All of the sites used appear to be brand new (never registered before) domain names, were registered less than two months ago, and some are already ranking on the first page of Google for exact matches of the keywords in the domain names. However not for any of the keyword variants or when the keywords are out of order. And the company’s main website is still nowhere to be found.
www.companyname.com – original
Created On:18-Feb-2010 00:33:14 UTC
I didn’t want to disclose too much information, because even though I would like to expose this shady SEO, I would hate to see the client get penalized for what his consultant did. I don’t think it’s his fault he picked the wrong guy. He probably went with the cheapest, and that’s exactly what he got!

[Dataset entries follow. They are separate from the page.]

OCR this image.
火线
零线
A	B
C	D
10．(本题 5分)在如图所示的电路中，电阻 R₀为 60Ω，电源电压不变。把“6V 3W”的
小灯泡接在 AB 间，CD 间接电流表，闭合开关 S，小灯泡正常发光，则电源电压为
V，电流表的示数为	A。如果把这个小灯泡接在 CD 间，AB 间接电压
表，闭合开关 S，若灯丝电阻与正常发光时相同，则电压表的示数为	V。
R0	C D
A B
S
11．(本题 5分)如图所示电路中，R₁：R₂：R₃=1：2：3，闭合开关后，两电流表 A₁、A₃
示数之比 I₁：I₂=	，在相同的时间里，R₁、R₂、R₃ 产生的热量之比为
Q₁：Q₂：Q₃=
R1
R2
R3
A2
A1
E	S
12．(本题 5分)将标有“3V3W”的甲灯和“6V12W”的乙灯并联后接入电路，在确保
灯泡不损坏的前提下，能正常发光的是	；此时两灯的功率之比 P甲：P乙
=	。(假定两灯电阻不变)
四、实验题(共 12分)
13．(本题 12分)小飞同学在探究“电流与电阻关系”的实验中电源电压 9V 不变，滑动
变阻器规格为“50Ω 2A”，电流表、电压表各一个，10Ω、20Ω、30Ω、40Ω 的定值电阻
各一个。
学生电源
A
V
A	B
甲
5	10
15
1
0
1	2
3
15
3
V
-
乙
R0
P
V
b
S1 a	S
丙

I’m starting to see a ton of duplicate content websites in the SERPS, mostly companies doing this very thing. I can see how it might be appealing to some – it took this kid less than two months to get first page ranking by linking handful of new sites together and pointing another cluster of spammy links at them. Even so, he didn’t do a very good job. I could have got him ranking for a lot more keywords.
There’s also a well-known attorney in the Seattle area who has about twenty duplicate websites, and he ranks well for most of them – at least the last time I checked. I still don’t think it’s very effective overall though.
But what’s saddest about this particular story is the client probably thinks his SEO is great because he is already ranking for exact matches of the targeted key-phrases, i.e., the domain names. Not with the actual company website still, though. Obviously it is a little too easy to rank keyword-rich domain names. Some of these duplicate domains are .net, .org, .com or whatever the so-called SEO could match the targeted keywords with. There is no consistency.
The client already had an established and aged domain name, it would have been pretty easy to rank him for all of those keywords on that website. Plus a lot more professional and a much better strategy for the long-term. The tactic used in this example really only benefits the SEO – potentially making him a quick buck or two. By the time the client gets penalized for these duplicate websites, the SEO will likely be long gone, and the client will be stuck starting from scratch.
Part of me feels like I should report this SEO and to say something to the site owner. But I figure I didn’t get the contract, and I don’t know the prospect any more than that, so It’s really none of my business. I guess maybe the best thing I can do is just not say anything at all?